While Sparklite is inherently focused on being a game for everyone, the Rowe brothers are still striving to add aspects of the game that will make genre fans feel at home, whether it’s through exploration or boss battles or possibly adding a new game plus mode later down the line.
A Song Of GameCubes and Gadgets
Many indie games over the past few years have found success replicating the 16-bit melodies of yesteryear, but with Sparklite, the Rowe brothers wanted to do something different.
“It was sort of a high-fidelity theme, which was the perfect mood for what the music was, so we looked at it as a mood signpost. It was piratey and adventuresome,” Edward says. “After we had that, we started doing the rest of the music for the game with that guiding it. But then, Dale North (the game’s composer) had the idea to go with this sort of GameCube sound and we were not sure because it was different from the high fidelity one that we loved. So that was a risk but then he came back with a version and we really liked it and we thought it was really in line with the aesthetic of the game which we’ve been calling modern retro.”
During my time with the game, I was constantly pausing the action to listen to the mix of relaxing and exciting themes that underscored my adventure.

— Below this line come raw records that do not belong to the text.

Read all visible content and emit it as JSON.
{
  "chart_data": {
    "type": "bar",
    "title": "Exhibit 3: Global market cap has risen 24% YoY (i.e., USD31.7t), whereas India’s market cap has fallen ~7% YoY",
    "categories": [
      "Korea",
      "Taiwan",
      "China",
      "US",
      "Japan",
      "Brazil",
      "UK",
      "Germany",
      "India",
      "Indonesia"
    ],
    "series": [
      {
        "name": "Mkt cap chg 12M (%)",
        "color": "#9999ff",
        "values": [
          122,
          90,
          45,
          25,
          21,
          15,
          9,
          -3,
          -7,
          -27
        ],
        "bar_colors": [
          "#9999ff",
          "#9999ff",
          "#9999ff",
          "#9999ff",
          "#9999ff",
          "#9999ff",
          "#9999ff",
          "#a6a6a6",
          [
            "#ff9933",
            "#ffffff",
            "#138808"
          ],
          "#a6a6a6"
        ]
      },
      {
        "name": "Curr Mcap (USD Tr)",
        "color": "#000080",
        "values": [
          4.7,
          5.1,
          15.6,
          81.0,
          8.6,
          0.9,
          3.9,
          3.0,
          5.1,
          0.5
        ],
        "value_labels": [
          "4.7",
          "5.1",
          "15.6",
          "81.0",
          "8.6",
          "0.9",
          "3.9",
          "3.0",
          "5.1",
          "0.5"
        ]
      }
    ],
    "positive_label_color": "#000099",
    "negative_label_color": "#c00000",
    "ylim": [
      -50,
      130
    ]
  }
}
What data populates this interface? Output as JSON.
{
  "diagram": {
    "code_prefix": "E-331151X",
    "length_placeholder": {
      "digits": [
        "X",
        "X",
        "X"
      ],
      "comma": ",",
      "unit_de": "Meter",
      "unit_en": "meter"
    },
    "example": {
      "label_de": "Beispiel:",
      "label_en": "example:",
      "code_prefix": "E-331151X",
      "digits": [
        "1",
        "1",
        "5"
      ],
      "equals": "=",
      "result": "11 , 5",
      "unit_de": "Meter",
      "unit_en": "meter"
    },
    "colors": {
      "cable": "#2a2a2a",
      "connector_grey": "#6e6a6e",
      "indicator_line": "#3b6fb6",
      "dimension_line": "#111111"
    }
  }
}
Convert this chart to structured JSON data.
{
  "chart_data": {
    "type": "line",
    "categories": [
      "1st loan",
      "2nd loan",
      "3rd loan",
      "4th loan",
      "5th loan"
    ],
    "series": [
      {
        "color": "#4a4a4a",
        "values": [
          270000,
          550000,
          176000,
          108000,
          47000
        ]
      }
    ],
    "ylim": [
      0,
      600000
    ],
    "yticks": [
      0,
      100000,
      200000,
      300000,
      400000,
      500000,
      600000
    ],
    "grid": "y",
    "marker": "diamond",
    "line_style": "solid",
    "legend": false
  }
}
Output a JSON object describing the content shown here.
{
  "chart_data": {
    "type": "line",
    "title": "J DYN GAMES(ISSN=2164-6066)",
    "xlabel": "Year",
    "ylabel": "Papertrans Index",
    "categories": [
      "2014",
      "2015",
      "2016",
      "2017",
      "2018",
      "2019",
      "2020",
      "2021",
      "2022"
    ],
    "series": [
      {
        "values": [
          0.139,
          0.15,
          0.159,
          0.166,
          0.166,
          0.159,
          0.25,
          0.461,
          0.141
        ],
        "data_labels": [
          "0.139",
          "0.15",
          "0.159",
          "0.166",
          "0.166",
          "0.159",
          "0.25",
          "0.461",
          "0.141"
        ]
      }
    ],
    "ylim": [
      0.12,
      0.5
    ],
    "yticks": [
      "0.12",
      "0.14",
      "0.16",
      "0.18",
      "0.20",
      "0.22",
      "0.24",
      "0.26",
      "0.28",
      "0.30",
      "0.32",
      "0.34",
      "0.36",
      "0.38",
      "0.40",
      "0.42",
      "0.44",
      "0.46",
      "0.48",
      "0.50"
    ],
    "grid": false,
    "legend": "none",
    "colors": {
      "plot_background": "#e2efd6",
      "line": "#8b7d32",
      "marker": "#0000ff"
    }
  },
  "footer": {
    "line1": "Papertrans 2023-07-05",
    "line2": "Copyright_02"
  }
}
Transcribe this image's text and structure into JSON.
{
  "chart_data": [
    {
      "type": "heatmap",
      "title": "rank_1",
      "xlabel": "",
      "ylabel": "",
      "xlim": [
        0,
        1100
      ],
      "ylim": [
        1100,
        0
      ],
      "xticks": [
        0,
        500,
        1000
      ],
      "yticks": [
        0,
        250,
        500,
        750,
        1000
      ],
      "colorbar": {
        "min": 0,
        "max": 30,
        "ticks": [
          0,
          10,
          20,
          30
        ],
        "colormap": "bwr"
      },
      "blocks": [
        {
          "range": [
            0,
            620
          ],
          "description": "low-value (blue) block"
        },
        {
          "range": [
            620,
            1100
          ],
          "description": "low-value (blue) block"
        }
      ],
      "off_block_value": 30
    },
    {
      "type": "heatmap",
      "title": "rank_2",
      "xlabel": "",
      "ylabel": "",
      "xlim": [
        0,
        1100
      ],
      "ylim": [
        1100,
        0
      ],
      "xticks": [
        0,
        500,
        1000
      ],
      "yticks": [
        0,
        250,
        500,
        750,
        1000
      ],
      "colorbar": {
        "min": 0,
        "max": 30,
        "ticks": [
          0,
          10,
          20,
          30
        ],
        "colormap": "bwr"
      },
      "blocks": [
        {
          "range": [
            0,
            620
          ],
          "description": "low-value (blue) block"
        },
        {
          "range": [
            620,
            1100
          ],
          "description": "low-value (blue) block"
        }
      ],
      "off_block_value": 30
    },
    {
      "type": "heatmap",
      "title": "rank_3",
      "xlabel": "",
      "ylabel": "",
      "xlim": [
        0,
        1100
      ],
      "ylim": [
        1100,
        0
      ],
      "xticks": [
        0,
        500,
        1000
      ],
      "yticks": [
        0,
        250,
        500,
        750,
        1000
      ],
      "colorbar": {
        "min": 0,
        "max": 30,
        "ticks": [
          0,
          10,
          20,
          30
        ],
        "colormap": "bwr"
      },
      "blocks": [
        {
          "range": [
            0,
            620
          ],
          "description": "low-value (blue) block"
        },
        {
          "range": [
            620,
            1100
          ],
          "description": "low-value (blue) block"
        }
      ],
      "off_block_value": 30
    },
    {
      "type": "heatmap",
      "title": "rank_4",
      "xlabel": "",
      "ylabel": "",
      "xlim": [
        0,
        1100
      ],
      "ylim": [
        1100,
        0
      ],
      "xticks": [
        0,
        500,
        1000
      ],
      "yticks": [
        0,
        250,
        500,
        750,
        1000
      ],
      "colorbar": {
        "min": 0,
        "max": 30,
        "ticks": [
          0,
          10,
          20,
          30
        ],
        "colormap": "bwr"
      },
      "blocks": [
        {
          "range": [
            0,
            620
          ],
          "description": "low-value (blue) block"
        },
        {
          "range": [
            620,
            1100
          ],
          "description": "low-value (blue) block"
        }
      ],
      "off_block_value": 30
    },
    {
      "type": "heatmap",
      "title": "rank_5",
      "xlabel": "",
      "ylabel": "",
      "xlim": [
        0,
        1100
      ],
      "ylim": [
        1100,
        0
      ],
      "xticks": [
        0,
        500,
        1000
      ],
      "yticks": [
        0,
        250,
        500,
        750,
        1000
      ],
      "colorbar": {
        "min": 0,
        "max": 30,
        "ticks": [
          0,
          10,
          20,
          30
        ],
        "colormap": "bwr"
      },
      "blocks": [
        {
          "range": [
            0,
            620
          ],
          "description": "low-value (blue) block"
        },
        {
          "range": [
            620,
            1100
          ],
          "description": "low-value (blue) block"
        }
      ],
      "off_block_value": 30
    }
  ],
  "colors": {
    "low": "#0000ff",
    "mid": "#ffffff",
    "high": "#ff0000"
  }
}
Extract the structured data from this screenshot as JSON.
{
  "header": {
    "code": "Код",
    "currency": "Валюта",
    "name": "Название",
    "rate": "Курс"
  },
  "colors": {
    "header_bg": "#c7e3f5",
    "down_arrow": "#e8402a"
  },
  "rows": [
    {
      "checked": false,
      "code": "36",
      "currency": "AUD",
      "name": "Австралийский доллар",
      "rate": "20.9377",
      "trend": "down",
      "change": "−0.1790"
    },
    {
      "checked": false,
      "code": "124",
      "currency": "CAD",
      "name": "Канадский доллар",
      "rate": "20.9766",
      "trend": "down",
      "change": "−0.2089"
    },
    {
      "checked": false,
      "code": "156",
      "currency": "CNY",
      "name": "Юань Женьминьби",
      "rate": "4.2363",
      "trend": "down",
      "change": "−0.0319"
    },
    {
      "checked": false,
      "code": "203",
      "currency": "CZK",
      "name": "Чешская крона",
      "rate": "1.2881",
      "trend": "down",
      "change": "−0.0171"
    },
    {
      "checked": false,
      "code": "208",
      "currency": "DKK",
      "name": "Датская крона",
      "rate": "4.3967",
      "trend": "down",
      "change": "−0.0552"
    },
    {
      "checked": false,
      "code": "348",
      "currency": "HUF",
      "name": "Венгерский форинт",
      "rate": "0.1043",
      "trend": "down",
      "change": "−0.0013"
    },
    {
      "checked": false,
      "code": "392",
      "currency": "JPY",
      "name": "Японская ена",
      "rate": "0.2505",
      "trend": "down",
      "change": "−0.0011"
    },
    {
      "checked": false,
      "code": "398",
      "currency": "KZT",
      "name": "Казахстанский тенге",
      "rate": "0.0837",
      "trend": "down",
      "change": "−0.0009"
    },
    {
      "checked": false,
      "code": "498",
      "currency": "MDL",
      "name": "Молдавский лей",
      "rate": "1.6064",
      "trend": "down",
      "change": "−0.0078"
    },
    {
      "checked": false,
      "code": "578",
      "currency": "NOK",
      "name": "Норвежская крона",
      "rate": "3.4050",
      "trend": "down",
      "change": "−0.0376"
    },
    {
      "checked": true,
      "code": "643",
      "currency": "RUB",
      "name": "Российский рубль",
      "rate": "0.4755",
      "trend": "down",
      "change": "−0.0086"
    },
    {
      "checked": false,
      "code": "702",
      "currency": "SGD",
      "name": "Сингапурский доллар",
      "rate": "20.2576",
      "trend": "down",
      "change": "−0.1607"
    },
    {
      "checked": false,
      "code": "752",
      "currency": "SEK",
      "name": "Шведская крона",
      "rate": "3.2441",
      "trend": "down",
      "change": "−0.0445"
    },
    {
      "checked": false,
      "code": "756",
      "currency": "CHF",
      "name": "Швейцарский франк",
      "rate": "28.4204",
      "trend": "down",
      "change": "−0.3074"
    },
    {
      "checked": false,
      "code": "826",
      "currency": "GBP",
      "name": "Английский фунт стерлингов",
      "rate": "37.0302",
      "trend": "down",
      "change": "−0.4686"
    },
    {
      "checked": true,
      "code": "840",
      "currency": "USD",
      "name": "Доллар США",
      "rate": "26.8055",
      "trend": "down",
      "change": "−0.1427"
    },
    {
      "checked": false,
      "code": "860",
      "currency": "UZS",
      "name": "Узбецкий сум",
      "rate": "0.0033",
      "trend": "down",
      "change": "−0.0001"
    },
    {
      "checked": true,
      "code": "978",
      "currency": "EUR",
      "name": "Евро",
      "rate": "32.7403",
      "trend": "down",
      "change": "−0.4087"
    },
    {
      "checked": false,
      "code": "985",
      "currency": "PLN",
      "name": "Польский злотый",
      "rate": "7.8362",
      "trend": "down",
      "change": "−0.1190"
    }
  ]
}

The music heavily reminded me of games such as Animal Crossing or Super Mario 64 in how they were able to bring out the warmth and charm of Sparklite while also motivating me to progress further in the game.
Modern retro also fits well with the visuals of the game.
Invoking the modern pixel art styles similar to Celeste and Owlboy, the team at Red Blue Games has created an engaging and vibrant world that isn’t beholden to development techniques of the past. Geodia is evocative of the 16-bit era while adding visual flairs that make it work well on today’s systems.
“We’re trying to let ourselves do modern visual techniques like there’s a motion blur when you change rooms and there are some screen effects,” Edward says. “So we sort of try to strike this blend where we’ve taken modern techniques and applied them to make pixel art better, hopefully. It doesn’t have to be a retro thing to be pixel art.”